Wednesday's auction yielded hundreds of bids from more than 30 oil and gas companies -- including ExxonMobil, Shell, and Chevron -- who collectively dished out nearly $200 million for drilling rights in 1.7 million acres of the oil-rich Gulf.
Fossil fuel extraction of this type contributes to toxic gas emissions that are responsible for climate change -- a reality at odds with Biden's pledge to halve U.S. emissions by 2030.
The situation has put Biden administration officials on the defensive. Earlier this week, Interior Department Deputy Secretary Tommy Beaudreau spoke at a panel discussion sponsored by the University of Chicago and tried to deflect criticism of the auction, describing it as a legal requirement engineered by the Trump administration.
"The fact is, the upcoming oil lease sale ... is part of the legacy system that we're here to reform," he said Monday.
Beaudreau did not directly address a question about why the administration had not done more to prevent the auction from taking place, but instead sought to cast blame on the Trump administration, which initially scheduled the lease sale.
"The administrative process for that lease sale had been completed during the previous administration," Beaudreau said. "It is not the way that we would prefer to do business."
Biden promised to end new drilling on federal lands during his presidential campaign, and in his first week in office he issued an executive order pausing the lease sales, pending a review of their environmental impact.

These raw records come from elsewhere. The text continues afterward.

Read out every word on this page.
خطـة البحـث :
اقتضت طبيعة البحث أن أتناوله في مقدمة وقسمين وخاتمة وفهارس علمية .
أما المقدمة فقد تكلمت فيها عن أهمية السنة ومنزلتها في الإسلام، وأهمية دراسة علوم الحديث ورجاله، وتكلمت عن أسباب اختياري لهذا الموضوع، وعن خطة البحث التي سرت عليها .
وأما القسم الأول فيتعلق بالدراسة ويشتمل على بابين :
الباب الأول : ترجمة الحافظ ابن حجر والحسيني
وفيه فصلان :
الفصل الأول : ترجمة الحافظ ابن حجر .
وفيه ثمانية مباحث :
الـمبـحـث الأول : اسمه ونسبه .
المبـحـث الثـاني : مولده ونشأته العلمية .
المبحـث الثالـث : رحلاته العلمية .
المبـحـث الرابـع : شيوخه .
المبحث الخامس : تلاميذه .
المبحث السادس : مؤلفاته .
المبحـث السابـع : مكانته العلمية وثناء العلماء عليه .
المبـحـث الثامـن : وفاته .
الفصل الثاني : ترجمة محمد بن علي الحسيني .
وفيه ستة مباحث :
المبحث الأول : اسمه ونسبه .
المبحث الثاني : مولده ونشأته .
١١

In June, however, a federal judge ordered the resumption of the lease sales, siding with 13 states that sued the administration for overstepping its authority.
The administration appealed the judge's ruling, but environmental groups say the appeal came too late to impact this lease sale.
Beaudreau said the judge's ruling left the administration "in a situation of, while we are fully committed to reforming the oil and gas program ... we have to deal with the litigation, and we have to deal with the terms that we inherited from the previous administration."
"It's beyond frustrating that the administration is forced choose between two awful options: a massive court-mandated and climate-damaging lease sale or violating a court order and having a cabinet Secretary held in contempt of court," said Collin O'Mara, president and CEO of the National Wildlife Federation. "We absolutely must accelerate reform of the leasing program."
Other environmental groups were not so satisfied with the administration's explanation.
On Monday, protesters in New Orleans gathered to voice their discontent with the sale. In Washington, D.C., activists projected messages onto the Interior Department building, including "The Gulf is Not For Sale" and "Biden: Keep Your Promise."
Environmental organizations also collected more than 100,000 signatures on a petition calling on Biden to uphold his commitment to ending new leasing for offshore oil and gas, which it planned to share with the administration.
A coalition of environmental groups is suing the administration to prevent the oil leases from taking effect, which the government said will occur on Jan. 1.